The eleven pieces that make up the album try to get as far away from each other as possible, and together concoct a mosaic of noises more hooky than Del Boy's swag bag. Bommosytsy is one for the fidgeters; a three-minute migraine of purring jungle and drum machines gone eppy, whereas the more docile Dammas feeds sine wave scribbles into a dawn hum. Whether they're mashing the synth pads or crooning out a jazz ditty, the band give it their all, imbuing their music with a strangely peripheral production that seems to segue with the white noise of your listening environment. The digital mewling of Ittobåt is basement-spooky, and features some of the most skin-creeping feline distortion since the BBC's Ghostwatch broadcast. Anyone who can listen to it in the dark is officially a doublehard bastard. Fooj, on the other hand, gives delicate trumpets the head start in a light mix of guitars, electronics and wafer-thin production, creating a tune that goes better with your morning routine than that first cup of splosh.

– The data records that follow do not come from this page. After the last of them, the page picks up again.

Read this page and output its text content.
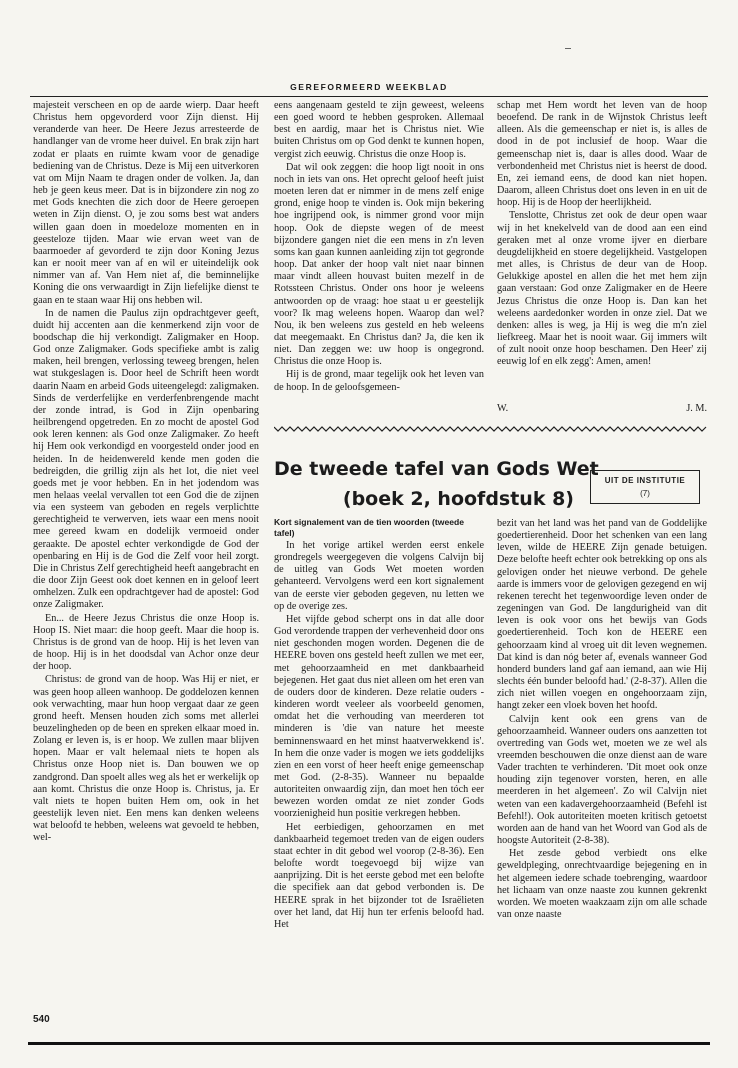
GEREFORMEERD WEEKBLAD

majesteit verscheen en op de aarde wierp. Daar heeft Christus hem opgevorderd voor Zijn dienst. Hij veranderde van heer. De Heere Jezus arresteerde de handlanger van de vrome heer duivel. En brak zijn hart zodat er plaats en ruimte kwam voor de genadige bediening van de Christus. Deze is Mij een uitverkoren vat om Mijn Naam te dragen onder de volken. Ja, dan heb je geen keus meer. Dat is in bijzondere zin nog zo met Gods knechten die zich door de Heere geroepen weten in Zijn dienst. O, je zou soms best wat anders willen gaan doen in moedeloze momenten en in geesteloze tijden. Maar wie ervan weet van de baarmoeder af gevorderd te zijn door Koning Jezus kan er nooit meer van af en wil er uiteindelijk ook nimmer van af. Van Hem niet af, die beminnelijke Koning die ons verwaardigt in Zijn liefelijke dienst te gaan en te staan waar Hij ons hebben wil.

In de namen die Paulus zijn opdrachtgever geeft, duidt hij accenten aan die kenmerkend zijn voor de boodschap die hij verkondigt. Zaligmaker en Hoop. God onze Zaligmaker. Gods specifieke ambt is zalig maken, heil brengen, verlossing teweeg brengen, helen wat stukgeslagen is. Door heel de Schrift heen wordt daarin Naam en arbeid Gods uiteengelegd: zaligmaken. Sinds de verderfelijke en verderfenbrengende macht der zonde intrad, is God in Zijn openbaring heilbrengend opgetreden. En zo mocht de apostel God ook leren kennen: als God onze Zaligmaker. Zo heeft hij Hem ook verkondigd en voorgesteld onder jood en heiden. In de heidenwereld kende men goden die bedreigden, die grillig zijn als het lot, die niet veel goeds met je voor hebben. En in het jodendom was men helaas veelal vervallen tot een God die de zijnen via een systeem van geboden en regels verplichtte gerechtigheid te verwerven, iets waar een mens nooit mee gereed kwam en dodelijk vermoeid onder geraakte. De apostel echter verkondigde de God der openbaring en Hij is de God die Zelf voor heil zorgt. Die in Christus Zelf gerechtigheid heeft aangebracht en die door Zijn Geest ook doet kennen en in geloof leert omhelzen. Zulk een opdrachtgever had de apostel: God onze Zaligmaker.

En... de Heere Jezus Christus die onze Hoop is. Hoop IS. Niet maar: die hoop geeft. Maar die hoop is. Christus is de grond van de hoop. Hij is het leven van de hoop. Hij is in het doodsdal van Achor onze deur der hoop.

Christus: de grond van de hoop. Was Hij er niet, er was geen hoop alleen wanhoop. De goddelozen kennen ook verwachting, maar hun hoop vergaat daar ze geen grond heeft. Mensen houden zich soms met allerlei beuzelingheden op de been en spreken elkaar moed in. Zolang er leven is, is er hoop. We zullen maar blijven hopen. Maar er valt helemaal niets te hopen als Christus onze Hoop niet is. Dan bouwen we op zandgrond. Dan spoelt alles weg als het er werkelijk op aan komt. Christus die onze Hoop is. Christus, ja. Er valt niets te hopen buiten Hem om, ook in het geestelijk leven niet. Een mens kan denken weleens wat beloofd te hebben, weleens wat gevoeld te hebben, wel-

eens aangenaam gesteld te zijn geweest, weleens een goed woord te hebben gesproken. Allemaal best en aardig, maar het is Christus niet. Wie buiten Christus om op God denkt te kunnen hopen, vergist zich eeuwig. Christus die onze Hoop is.

Dat wil ook zeggen: die hoop ligt nooit in ons noch in iets van ons. Het oprecht geloof heeft juist moeten leren dat er nimmer in de mens zelf enige grond, enige hoop te vinden is. Ook mijn bekering hoe ingrijpend ook, is nimmer grond voor mijn hoop. Ook de diepste wegen of de meest bijzondere gangen niet die een mens in z'n leven soms kan gaan kunnen aanleiding zijn tot gegronde hoop. Dat anker der hoop valt niet naar binnen maar vindt alleen houvast buiten mezelf in de Rotssteen Christus. Onder ons hoor je weleens antwoorden op de vraag: hoe staat u er geestelijk voor? Ik mag weleens hopen. Waarop dan wel? Nou, ik ben weleens zus gesteld en heb weleens dat meegemaakt. En Christus dan? Ja, die ken ik niet. Dan zeggen we: uw hoop is ongegrond. Christus die onze Hoop is.

Hij is de grond, maar tegelijk ook het leven van de hoop. In de geloofsgemeen-

schap met Hem wordt het leven van de hoop beoefend. De rank in de Wijnstok Christus leeft alleen. Als die gemeenschap er niet is, is alles de dood in de pot inclusief de hoop. Waar die gemeenschap niet is, daar is alles dood. Waar de verbondenheid met Christus niet is heerst de dood. En, zei iemand eens, de dood kan niet hopen. Daarom, alleen Christus doet ons leven in en uit de hoop. Hij is de Hoop der heerlijkheid.

Tenslotte, Christus zet ook de deur open waar wij in het knekelveld van de dood aan een eind geraken met al onze vrome ijver en dierbare deugdelijkheid en stoere degelijkheid. Vastgelopen met alles, is Christus de deur van de Hoop. Gelukkige apostel en allen die het met hem zijn gaan verstaan: God onze Zaligmaker en de Heere Jezus Christus die onze Hoop is. Dan kan het weleens aardedonker worden in onze ziel. Dat we denken: alles is weg, ja Hij is weg die m'n ziel liefkreeg. Maar het is nooit waar. Gij immers wilt of zult nooit onze hoop beschamen. Den Heer' zij eeuwig lof en elk zegg': Amen, amen!

W.	J. M.
De tweede tafel van Gods Wet
(boek 2, hoofdstuk 8)
UIT DE INSTITUTIE
(7)
Kort signalement van de tien woorden (tweede tafel)

In het vorige artikel werden eerst enkele grondregels weergegeven die volgens Calvijn bij de uitleg van Gods Wet moeten worden gehanteerd. Vervolgens werd een kort signalement van de eerste vier geboden gegeven, nu letten we op de overige zes.

Het vijfde gebod scherpt ons in dat alle door God verordende trappen der verhevenheid door ons niet geschonden mogen worden. Degenen die de HEERE boven ons gesteld heeft zullen we met eer, met gehoorzaamheid en met dankbaarheid bejegenen. Het gaat dus niet alleen om het eren van de ouders door de kinderen. Deze relatie ouders - kinderen wordt veeleer als voorbeeld genomen, omdat het die verhouding van meerderen tot minderen is 'die van nature het meeste beminnenswaard en het minst haatverwekkend is'. In hem die onze vader is mogen we iets goddelijks zien en een vorst of heer heeft enige gemeenschap met God. (2-8-35). Wanneer nu bepaalde autoriteiten onwaardig zijn, dan moet hen tóch eer bewezen worden omdat ze niet zonder Gods voorzienigheid hun positie verkregen hebben.

Het eerbiedigen, gehoorzamen en met dankbaarheid tegemoet treden van de eigen ouders staat echter in dit gebod wel voorop (2-8-36). Een belofte wordt toegevoegd bij wijze van aanprijzing. Dit is het eerste gebod met een belofte die specifiek aan dat gebod verbonden is. De HEERE sprak in het bijzonder tot de Israëlieten over het land, dat Hij hun ter erfenis beloofd had. Het

bezit van het land was het pand van de Goddelijke goedertierenheid. Door het schenken van een lang leven, wilde de HEERE Zijn genade betuigen. Deze belofte heeft echter ook betrekking op ons als gelovigen onder het nieuwe verbond. De gehele aarde is immers voor de gelovigen gezegend en wij rekenen terecht het tegenwoordige leven onder de zegeningen van God. De langdurigheid van dit leven is ook voor ons het bewijs van Gods goedertierenheid. Toch kon de HEERE een gehoorzaam kind al vroeg uit dit leven wegnemen. Dat kind is dan nóg beter af, evenals wanneer God honderd bunders land gaf aan iemand, aan wie Hij slechts één bunder beloofd had.' (2-8-37). Allen die zich niet willen voegen en ongehoorzaam zijn, hangt zeker een vloek boven het hoofd.

Calvijn kent ook een grens van de gehoorzaamheid. Wanneer ouders ons aanzetten tot overtreding van Gods wet, moeten we ze wel als vreemden beschouwen die onze dienst aan de ware Vader trachten te verhinderen. 'Dit moet ook onze houding zijn tegenover vorsten, heren, en alle meerderen in het algemeen'. Zo wil Calvijn niet weten van een kadavergehoorzaamheid (Befehl ist Befehl!). Ook autoriteiten moeten kritisch getoetst worden aan de hand van het Woord van God als de hoogste Autoriteit (2-8-38).

Het zesde gebod verbiedt ons elke geweldpleging, onrechtvaardige bejegening en in het algemeen iedere schade toebrenging, waardoor het lichaam van onze naaste zou kunnen gekrenkt worden. We moeten waakzaam zijn om alle schade van onze naaste

540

Surprisingly, the sound effects and jazz elements that provide the genome for Moro coalesce neatly, and more often than not when the coin is flipped it lands on its edge rather than plain old heads or tails. Angublans rattles with what sounds like someone hoovering up the Clangers (you can even hear the Froglets cluck excitedly in the background), and Tannin provides one of the album's more tuneful moments as corrupt melodic glitch is sloshed round in a conical flask. These both play second fiddle in the tempo championships to the lively but ultimately directionless Sandyn, whose whirling Meccano samba is as restless and virulent as a scrapie contagion. It goes to show how the band really put their hand in when it comes to as many different approaches to songwriting as they can muster; in fact, the only real thing the compositions all have in common is an underlying noirish menace, like Nathan Johnson's swingingly squeamish Brick soundtrack. The tension doesn't germinate in quite such a linear way, but it's up to you whether or not that's a good or a bad thing.

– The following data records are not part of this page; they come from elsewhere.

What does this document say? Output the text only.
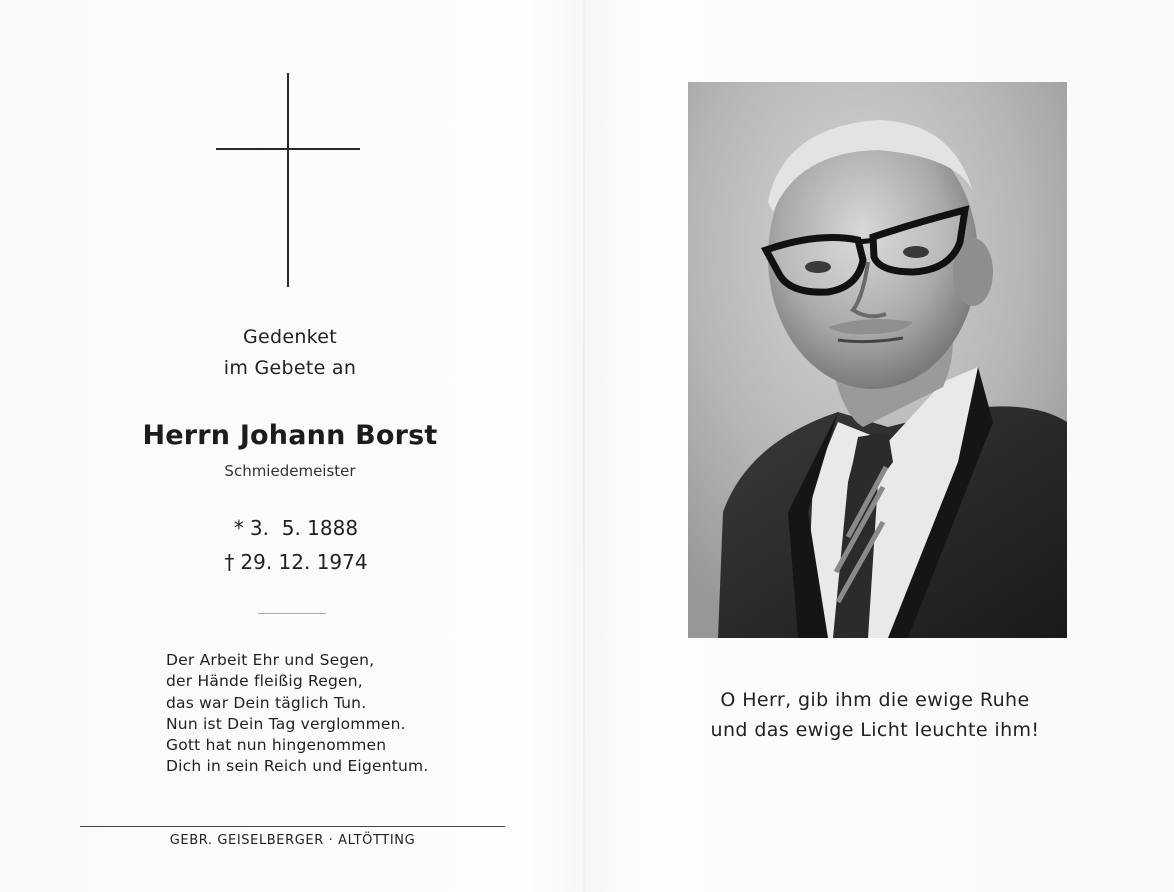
Gedenket
im Gebete an
Herrn Johann Borst
Schmiedemeister
* 3.  5. 1888
† 29. 12. 1974
Der Arbeit Ehr und Segen,
der Hände fleißig Regen,
das war Dein täglich Tun.
Nun ist Dein Tag verglommen.
Gott hat nun hingenommen
Dich in sein Reich und Eigentum.
GEBR. GEISELBERGER · ALTÖTTING
O Herr, gib ihm die ewige Ruhe
und das ewige Licht leuchte ihm!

The quirky nature of their style means you might get seasick if you try to strip each track down to its components, but on the whole Splint! fairly martial the little pockets of racket they serve up over the course of the record. Their signature sound might be a bit shaky at times ‐ sort of Guy Fawkes post-interrogation ‐ and, as with many albums skulking in the more obscure wings of the IDM labyrinth, the more churlish listeners won't hear much past the skittery stampede of smoky breakbeat. But if you approach the thing in its entirety you can feel the pull of the music's current, as well as the hours of brainstorming they've tried to refine into their fifty-two minute showreel. Moro is a frenetic discourse of jazz gone wonky, and certainly an interesting shot in the arm for an ailing musical caste.